There is not an indicative way of dealing with life’s waking calls. Others go through the therapist’s couch, others through extensive discussions with a person or persons they value, others through systematic reading, others through spiritual guidance, etc. Regardless of the way that might be selected, the common ground in all of them is one’s own self. No matter what he reads, no matter the advice he’ll get, no matter the idea from which he will draw bolstering power and inspiration, at the end of the day one has to deal with the repercussions of her choices and the impact of each step along the way.
In any case, when the person used to getting in meaningless tit for tat confrontations and getting easily judgmental, now she tends to be more tolerant and understanding. Where she used to be more absolute in her ideas, now she’s more amenable to view the relativity of beliefs and convictions. Having already her complacency squashed, she is less likely to light up, if someone call her names or try to aggravate her by bringing up her less charming and attractive features.
When life has already humbled us, an occasional insulting campaign mounted by some random speaker is of lesser importance. And if the voice is to be raised, that may occur not out of losing our temper, but rather as a direct response to the opponent’s attempt to over-scale us through intimidation and audacity. Surely, the look in the eye bears a certain pinning-down weight, which may not be easy to narrate or describe, though it’s easy to be felt and sensed.
At the end of the day, one may find herself able to use her calmness and self-sarcasm as an expedient to confuse and startle the less gentle and more ill-intentioned of her speakers. Since the most paramount element in the effort to gain leverage in a debate is the ability to sustain the sarcastic and provocative offence and to turn it to our advantage, the most direct and effective way of achieving that – admittedly herculean task – is through self-sarcasm.
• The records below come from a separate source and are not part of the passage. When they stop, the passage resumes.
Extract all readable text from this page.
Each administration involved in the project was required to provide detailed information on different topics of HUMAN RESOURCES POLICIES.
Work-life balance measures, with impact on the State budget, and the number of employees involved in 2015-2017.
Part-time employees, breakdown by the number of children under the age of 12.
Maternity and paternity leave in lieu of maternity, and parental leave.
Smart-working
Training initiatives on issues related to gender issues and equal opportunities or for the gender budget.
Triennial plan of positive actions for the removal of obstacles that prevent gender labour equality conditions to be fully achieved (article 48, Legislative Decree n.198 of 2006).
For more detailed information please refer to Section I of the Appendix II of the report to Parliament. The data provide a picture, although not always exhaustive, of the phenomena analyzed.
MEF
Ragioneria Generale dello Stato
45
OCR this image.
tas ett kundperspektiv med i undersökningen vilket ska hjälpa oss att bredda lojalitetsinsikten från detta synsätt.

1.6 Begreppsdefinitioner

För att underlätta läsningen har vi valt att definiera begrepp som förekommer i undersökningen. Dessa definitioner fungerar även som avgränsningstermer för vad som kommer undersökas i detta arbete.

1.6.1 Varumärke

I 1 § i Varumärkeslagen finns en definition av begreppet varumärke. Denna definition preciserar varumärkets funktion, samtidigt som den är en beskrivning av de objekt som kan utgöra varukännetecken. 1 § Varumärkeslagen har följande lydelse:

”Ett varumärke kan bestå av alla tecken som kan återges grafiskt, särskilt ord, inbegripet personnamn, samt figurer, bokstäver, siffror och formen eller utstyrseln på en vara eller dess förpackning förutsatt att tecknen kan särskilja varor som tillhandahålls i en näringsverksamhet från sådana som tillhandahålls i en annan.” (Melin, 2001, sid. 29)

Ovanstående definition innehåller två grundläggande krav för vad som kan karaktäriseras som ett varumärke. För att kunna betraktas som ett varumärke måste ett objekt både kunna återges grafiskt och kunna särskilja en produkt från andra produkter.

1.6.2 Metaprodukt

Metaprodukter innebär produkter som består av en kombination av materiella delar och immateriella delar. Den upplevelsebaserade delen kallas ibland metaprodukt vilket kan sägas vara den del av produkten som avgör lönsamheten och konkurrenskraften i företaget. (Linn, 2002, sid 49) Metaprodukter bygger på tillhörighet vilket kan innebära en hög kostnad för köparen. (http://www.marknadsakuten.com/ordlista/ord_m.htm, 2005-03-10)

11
There was this film, in which the famous hip-hop singer Eminem, in one of those characteristic hip-hop ‘battles’ between two singers, in order to neutralize his opponent’s tip of the spear, he goes forth and begins listing all those negative aspects of his. Dumbfounded and astonished, his opponent startled and muffled, unable to unleash an organized counter-attack. For, Eminem had already deprived him of his most precious weapon: the ad hominem and ad personam argument.
Admitting something about ourselves or accepting our limitations out in the open is also a way of either positively predisposing our debater or making him wondering where exactly we are heading to. For instance, we claim that we can neither focus only on observing the human behavior as a product of its biological roots nor of its environment: “The person is analyzed in relation to her environment, but also in correlation to her own self (what can I say? Science openly or implicitly is influenced by Κant. The hard part for me is that I haven’t yet discerned how deeply I am influenced by him). Following this, the findings of those two approaches are being combined and re-adjusted in the framework of a synthesis of scientific fields (which is the ideal)”.
In a single argument we have offered our interlocutor two distinctive points to ponder on: our main premise and an admittance about ourselves. The latter will most probably become a reason for occupying himself with the question “what was the purpose of mentioning that?”.